Figure 3Experimental validation.
(A) The top panel displays the log10 TCID50 value of mutant virus rescued from transfection. The bottom panel represents their log10 RF indices from the biological duplicate. (B) A Pearson correlation of 0.9 is obtained between log10 TCID50 from transfection (x-axis) and log10 RF index (y-axis).
Figure 4Structural analysis on hemagglutinin.

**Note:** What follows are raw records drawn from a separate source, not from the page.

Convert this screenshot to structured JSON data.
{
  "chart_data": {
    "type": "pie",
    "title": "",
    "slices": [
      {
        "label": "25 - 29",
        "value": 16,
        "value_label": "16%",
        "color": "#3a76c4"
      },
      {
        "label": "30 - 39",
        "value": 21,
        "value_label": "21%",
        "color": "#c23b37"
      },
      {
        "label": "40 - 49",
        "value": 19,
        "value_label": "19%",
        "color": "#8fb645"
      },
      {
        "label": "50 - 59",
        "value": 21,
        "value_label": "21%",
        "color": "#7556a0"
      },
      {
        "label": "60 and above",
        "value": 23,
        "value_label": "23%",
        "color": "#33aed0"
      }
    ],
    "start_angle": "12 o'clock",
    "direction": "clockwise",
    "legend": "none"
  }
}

(A) All α-helices (orange, red, pink, cyan, green, yellow) and a non-structural loop (blue) in HA are highlighted. Mean log10 RF indices for individual highlighted structural elements are shown. (B) The log10 RF indices for all observed X → P mutations (where X can be any amino acids but P) in individual highlighted structural elements are plotted as stripcharts. The colors of the stripcharts match the highlight colors of the corresponding structural elements in panel A. The bottom stripchart represents the non-structural loop that undergoes α-helix formation during membrane fusion. (C) Helical wheel was constructed by DrawCoil 1.0 (http://www.grigoryanlab.org/drawcoil/). Amino acid property of each residue is color coded. Polar: orange; Hydrophobic: grey; Positively charged: red; Negatively charged: blue. (D) The bar chart represents the RF indices of all profiled amino acid substitutions at heptad position d. RF indices of silent mutations are also included for comparison.
Figure 5Essential regions on hemagglutinin.
(A–B) The RF indices of the most destructive missense substitutions in the profiling data for individual amino acids are projected on the HA protein structure to identify essential regions intolerable to mutations. (C) The RF indices of the least destructive missense substitutions in the profiling data for individual amino acids are projected on the HA protein structure to identify essential regions intolerable to mutations. The inset represents the side chain interaction between HA (grey) and the proposed influenza universal antibody CR6261 (green) (PDB: 3GBN)28. Parentheses represent the residue naming according to HA228. The mean log10 RF indices of nonconservative mutations for each residue are shown. Note that, residue 389 is an aspartic acid in the structure but is an asparagine in our wild type HA sequence. A compatible rotamer for T392 was generated using PyMOL to display the hydrogen bond. All hydrogen bonds (black dotted lines) are displayed as described28. (A–C) Red: RF index < 0.05; Orange: RF index < 0.1; Green: other. The structure is based on PDB: 1RUZ49. (D) The RF indices for missense mutations within the universal antibody recognition sites are shown. Types of amino acid substitution are color coded with red: nonsense substitution; orange: nonconservative substitution; blue: conservative substitution; green: silent mutation. A conservative substitution is defined as having a positive score in the blosum80 matrix.